Nel 1993 venne introdotta una nuova versione: la GTi N14. Di fatto l’unica variazione dalla GTi-R fu il motore. Venne mantenuto il 2.0L, senza il turbo. Perciò la potenza scese a 225 cavalli, con un rapporto di compressione aumentato a 12:1. Tuttavia in questo modo, rientrava tra le A7 e non più A8.
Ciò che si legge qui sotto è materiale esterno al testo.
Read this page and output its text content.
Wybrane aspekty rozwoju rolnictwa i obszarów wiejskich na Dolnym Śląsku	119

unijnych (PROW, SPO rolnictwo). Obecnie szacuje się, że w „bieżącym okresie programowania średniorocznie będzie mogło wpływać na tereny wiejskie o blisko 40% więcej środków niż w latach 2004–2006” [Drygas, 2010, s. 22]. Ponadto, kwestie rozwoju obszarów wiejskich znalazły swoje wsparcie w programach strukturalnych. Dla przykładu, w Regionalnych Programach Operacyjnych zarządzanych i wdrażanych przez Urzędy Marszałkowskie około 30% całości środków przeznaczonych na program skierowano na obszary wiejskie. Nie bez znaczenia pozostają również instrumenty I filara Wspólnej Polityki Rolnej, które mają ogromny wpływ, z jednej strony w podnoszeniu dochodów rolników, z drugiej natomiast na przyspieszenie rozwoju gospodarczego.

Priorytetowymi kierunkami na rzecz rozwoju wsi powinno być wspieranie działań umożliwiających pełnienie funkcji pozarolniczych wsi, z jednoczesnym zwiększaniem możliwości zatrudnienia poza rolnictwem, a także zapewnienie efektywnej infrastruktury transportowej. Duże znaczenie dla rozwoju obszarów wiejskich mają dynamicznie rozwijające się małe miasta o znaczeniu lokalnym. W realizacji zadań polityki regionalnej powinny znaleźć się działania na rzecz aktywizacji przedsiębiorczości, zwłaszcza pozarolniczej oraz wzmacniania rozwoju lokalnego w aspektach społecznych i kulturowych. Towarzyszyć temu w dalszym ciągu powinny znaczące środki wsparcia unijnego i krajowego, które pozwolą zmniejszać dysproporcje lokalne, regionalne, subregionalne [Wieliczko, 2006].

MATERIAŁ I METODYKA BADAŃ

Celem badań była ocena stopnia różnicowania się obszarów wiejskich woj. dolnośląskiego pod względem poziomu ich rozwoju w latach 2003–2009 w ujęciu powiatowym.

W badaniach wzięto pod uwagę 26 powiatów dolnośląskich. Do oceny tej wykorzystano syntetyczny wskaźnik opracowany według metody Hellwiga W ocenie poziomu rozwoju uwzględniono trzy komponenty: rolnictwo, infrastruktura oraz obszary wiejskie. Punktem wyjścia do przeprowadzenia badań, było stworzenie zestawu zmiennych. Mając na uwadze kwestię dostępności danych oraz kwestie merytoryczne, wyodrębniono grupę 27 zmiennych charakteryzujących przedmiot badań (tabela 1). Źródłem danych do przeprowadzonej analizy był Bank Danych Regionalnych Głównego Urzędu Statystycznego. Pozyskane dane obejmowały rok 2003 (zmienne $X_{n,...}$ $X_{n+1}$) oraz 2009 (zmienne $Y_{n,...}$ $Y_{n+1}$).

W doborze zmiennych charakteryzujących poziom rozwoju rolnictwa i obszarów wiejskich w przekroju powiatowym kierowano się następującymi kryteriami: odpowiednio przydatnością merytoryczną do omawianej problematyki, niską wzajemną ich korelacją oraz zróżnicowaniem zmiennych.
Tra i piloti di questa piccoletta vediamo Stig Blonqvist, Kirkland, Makinen e Chatriot. Inoltre l’impegno ufficiale di NME (Nissan Motorsport Europe) fu soltanto saltuario e per le stagioni 1991-1992, 1996. Le altre fino allo scadere dell’omologazione della vettura nel 2000 furono in mano ai privati.

Nissan 350Z

L’ultima delle Nissan che possiamo definire da rally. Iscritta alla classe RGT, tuttavia non riscosse molto successo. Grazie alla sua potenza di 313 cavalli, prodotti dal V6  (nel 2007) rientrava nel Gruppo 1. Tuttavia la versione precedente (2004), visti i 294 cavalli, rientrava nella classe inferiore. Il regolamento prevede sistemi sospensivi di serie, mentre gli ammortizzatori possono essere sostituiti a patto che siano compatibili con gli originali. In sostanza gran parte della vettura è di serie. Essendo molto pesante non riusciva a stare al passo con gli avversarsi. Purtroppo non ci sono grandi informazioni a riguardo su questa vettura e questo è tutto ciò  che possiamo raccogliere sulla versione RGT.

Siamo arrivati alla fine di questo cammino, attraverso le varie annate e i modelli della casa di Yokohama. Sarà pressochè impossibile rivedere questo marchio in mezzo alle prove speciali, visti gli altri impegni presi. Ma è giusto ricordare che, un pezzo di storia, è grazie anche questi grandi giapponesi illustri con le loro innovazioni.